Although the advancement of women’s rights in Egypt has faced barriers in the past, change is on the horizon. The World Economic Forum’s 2021 Global Gender Gap Report notes progress in terms of gender equality. In particular, Egypt has made advancements for women in politics. A closer look at the country’s policies and culture around women’s political participation in Egypt will show how Egypt has garnered such success and point to the areas still in need of improvement.
Electoral Quota System in Egypt
Women in Egypt gained suffrage and the right to run for election with the 1956 Constitution. Before the 1979 elections, Egypt implemented a quota of 30 seats (9% of total seats in the People’s Assembly) reserved for women. In 1984, 36 women held seats. Eventually, arguments arose against the quota and Egypt repealed it in 1987, leading to the decline of female representation down to just nine women out of the 454 members of the People’s Assembly (2%) from 2005 to 2010. Over the next few years, Egypt reinstated the quota system and repealed it again. In 2014, Egypt implemented a new quota system, which includes non-gender-related quotas.
In 2019, Egypt amended the constitution to reserve at least 25% of seats in parliament for women, leading to a dramatic rise in women’s political participation in Egypt. Women hold 162 seats in the new parliamentary term (2016-2021), making up 27% of parliament, marking the first time this percentage surpassed 15%. As a consequence, “Egypt now ranks 67th in the world for women’s representation.”
According to the Global Gender Gap Report of 2021, Egypt is one of three MENA (the Middle East and North Africa) countries that closed its Political Empowerment Gap between 20% and 22.7%, with all other countries at 15.1% or lower.
Egypt now automatically registers voters once they turn 18, which has increased women’s voting turnout.

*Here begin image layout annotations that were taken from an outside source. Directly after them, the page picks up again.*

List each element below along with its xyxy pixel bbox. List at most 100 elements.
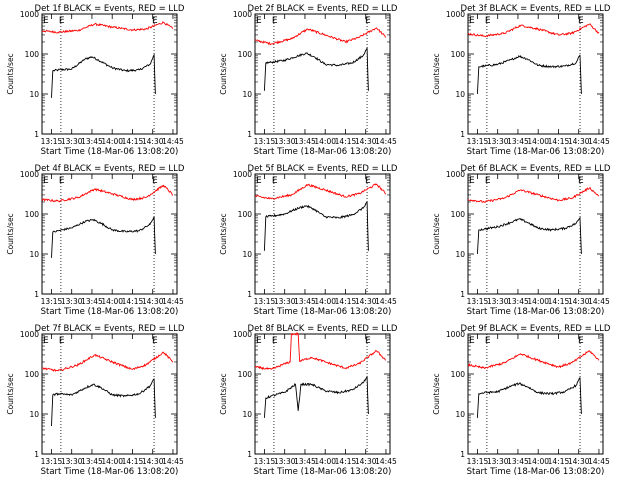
y-axis-label: Counts/sec bbox=[219, 373, 228, 414]
event-marker-label: E bbox=[485, 336, 491, 346]
x-tick-label: 13:30 bbox=[274, 137, 296, 146]
y-axis-label: Counts/sec bbox=[6, 373, 15, 414]
x-tick-label: 13:45 bbox=[507, 137, 529, 146]
x-tick-label: 14:30 bbox=[568, 457, 590, 466]
x-axis-label: Start Time (18-Mar-06 13:08:20) bbox=[254, 467, 392, 477]
y-tick-label: 1 bbox=[34, 450, 39, 459]
x-tick-label: 14:15 bbox=[335, 137, 357, 146]
x-tick-label: 14:00 bbox=[527, 297, 549, 306]
x-tick-label: 13:15 bbox=[467, 137, 489, 146]
chart-title: Det 9f BLACK = Events, RED = LLD bbox=[461, 324, 611, 334]
x-tick-label: 14:45 bbox=[588, 137, 610, 146]
chart-panel-8: Det 8f BLACK = Events, RED = LLD 1 10 100 10… bbox=[219, 324, 398, 477]
y-tick-label: 100 bbox=[451, 210, 466, 219]
event-marker-label: E bbox=[578, 16, 584, 26]
chart-title: Det 7f BLACK = Events, RED = LLD bbox=[35, 324, 185, 334]
y-tick-label: 1 bbox=[460, 130, 465, 139]
series-line-events bbox=[476, 216, 582, 255]
plot-frame bbox=[41, 173, 178, 295]
series-line-lld bbox=[41, 21, 174, 34]
y-tick-label: 100 bbox=[25, 210, 40, 219]
corner-marker-label: E bbox=[43, 336, 49, 346]
x-tick-label: 14:00 bbox=[527, 457, 549, 466]
y-tick-label: 1000 bbox=[20, 10, 39, 19]
y-tick-label: 10 bbox=[455, 410, 465, 419]
x-tick-label: 14:00 bbox=[314, 457, 336, 466]
y-tick-label: 1000 bbox=[446, 10, 465, 19]
y-tick-label: 1000 bbox=[446, 330, 465, 339]
plot-frame bbox=[41, 13, 178, 135]
x-tick-label: 14:45 bbox=[375, 297, 397, 306]
corner-marker-label: E bbox=[469, 336, 475, 346]
series-line-events bbox=[51, 53, 156, 98]
y-tick-label: 1000 bbox=[233, 170, 252, 179]
series-line-lld bbox=[254, 27, 387, 46]
event-marker-label: E bbox=[365, 16, 371, 26]
x-tick-label: 14:30 bbox=[355, 297, 377, 306]
y-tick-label: 1 bbox=[247, 450, 252, 459]
corner-marker-label: E bbox=[256, 176, 262, 186]
x-axis-label: Start Time (18-Mar-06 13:08:20) bbox=[467, 307, 605, 317]
corner-marker-label: E bbox=[256, 336, 262, 346]
x-tick-label: 14:15 bbox=[548, 137, 570, 146]
y-tick-label: 10 bbox=[455, 90, 465, 99]
y-tick-label: 1 bbox=[34, 130, 39, 139]
event-marker-label: E bbox=[152, 336, 158, 346]
y-tick-label: 100 bbox=[25, 370, 40, 379]
y-tick-label: 10 bbox=[29, 90, 39, 99]
series-line-lld bbox=[467, 350, 600, 370]
x-tick-label: 14:15 bbox=[335, 297, 357, 306]
x-tick-label: 13:15 bbox=[41, 297, 63, 306]
x-axis-label: Start Time (18-Mar-06 13:08:20) bbox=[254, 147, 392, 157]
y-tick-label: 1000 bbox=[20, 330, 39, 339]
y-axis-label: Counts/sec bbox=[432, 53, 441, 94]
x-tick-label: 13:15 bbox=[254, 297, 276, 306]
x-tick-label: 14:45 bbox=[162, 297, 184, 306]
series-line-lld bbox=[254, 183, 386, 200]
event-marker-label: E bbox=[152, 16, 158, 26]
x-tick-label: 14:30 bbox=[568, 137, 590, 146]
x-tick-label: 13:30 bbox=[487, 137, 509, 146]
y-tick-label: 100 bbox=[25, 50, 40, 59]
x-axis-label: Start Time (18-Mar-06 13:08:20) bbox=[467, 467, 605, 477]
x-tick-label: 14:30 bbox=[568, 297, 590, 306]
x-tick-label: 13:45 bbox=[507, 297, 529, 306]
x-tick-label: 13:45 bbox=[294, 297, 316, 306]
chart-panel-5: Det 5f BLACK = Events, RED = LLD 1 10 100 10… bbox=[219, 164, 398, 317]
plot-frame bbox=[467, 333, 604, 455]
x-tick-label: 14:15 bbox=[335, 457, 357, 466]
x-tick-label: 14:00 bbox=[101, 137, 123, 146]
y-tick-label: 1 bbox=[34, 290, 39, 299]
x-tick-label: 13:15 bbox=[467, 297, 489, 306]
x-tick-label: 14:30 bbox=[142, 137, 164, 146]
series-line-events bbox=[476, 377, 582, 418]
chart-title: Det 4f BLACK = Events, RED = LLD bbox=[35, 164, 185, 174]
x-tick-label: 13:15 bbox=[254, 457, 276, 466]
y-tick-label: 1 bbox=[460, 450, 465, 459]
x-tick-label: 14:45 bbox=[588, 297, 610, 306]
x-tick-label: 14:00 bbox=[314, 297, 336, 306]
x-axis-label: Start Time (18-Mar-06 13:08:20) bbox=[467, 147, 605, 157]
event-marker-label: E bbox=[59, 176, 65, 186]
x-tick-label: 13:15 bbox=[254, 137, 276, 146]
x-tick-label: 14:15 bbox=[122, 457, 144, 466]
y-tick-label: 100 bbox=[451, 50, 466, 59]
x-tick-label: 14:45 bbox=[162, 137, 184, 146]
y-tick-label: 100 bbox=[238, 370, 253, 379]
chart-panel-9: Det 9f BLACK = Events, RED = LLD 1 10 100 10… bbox=[432, 324, 611, 477]
chart-panel-6: Det 6f BLACK = Events, RED = LLD 1 10 100 10… bbox=[432, 164, 611, 317]
y-tick-label: 1 bbox=[460, 290, 465, 299]
event-marker-label: E bbox=[152, 176, 158, 186]
x-tick-label: 13:45 bbox=[294, 457, 316, 466]
event-marker-label: E bbox=[272, 176, 278, 186]
y-tick-label: 100 bbox=[451, 370, 466, 379]
series-line-lld bbox=[467, 187, 600, 203]
x-axis-label: Start Time (18-Mar-06 13:08:20) bbox=[41, 147, 179, 157]
y-axis-label: Counts/sec bbox=[6, 53, 15, 94]
event-marker-label: E bbox=[485, 176, 491, 186]
x-tick-label: 14:15 bbox=[122, 297, 144, 306]
chart-panel-2: Det 2f BLACK = Events, RED = LLD 1 10 100 10… bbox=[219, 4, 398, 157]
event-marker-label: E bbox=[59, 336, 65, 346]
series-line-events bbox=[51, 378, 156, 427]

Although voter registration is about even now, there remain certain barriers that women voters face before turning in their ballots. Egypt requires “a valid digital passport, a valid ID card, or an invalid ID card that bears a valid identification number.”
Although this seems protocol for most countries, women in Egypt face cultural challenges when presented with such requirements. Women are more unlikely to possess a valid ID card, and if they do have one, their husbands often hold onto the cards, which may prevent a woman from voting without her husband’s permission. In order to ensure women’s political participation in Egypt, Egypt must address these barriers.
UN Empowers Egyptian Women
Clearly, women are making great advances in the political realm in Egypt. Now, the challenge is to ensure women’s representation goes beyond tokenism. The quota system Egypt implemented will increase numbers, but ensuring women’s voices receive support goes beyond the election.
U.N. Women Egypt works to address all areas that impact women’s lives in Egypt. Past initiatives have dealt with educational opportunities, economic empowerment, violence against women and political participation. One example of U.N. Women Egypt’s advocacy for women’s political participation in Egypt is its work with the National Council for Women (NCW) and partners to issue ID cards for women. The cards have stamps with the slogan “Your ID, Your Right.”
Again, alongside the NCW, U.N. Women Egypt helped encourage women in 27 governorates to “vote and/or run for candidacy at the municipal level,” reaching 35,000 women. As time passes, the number of women in political representation continues to increase.
Despite cultural difficulties, Egypt is making obvious efforts to include women in its policymaking. As the nation’s efforts continue and women also rise up in the government, Egypt will move toward gender equality in its politics.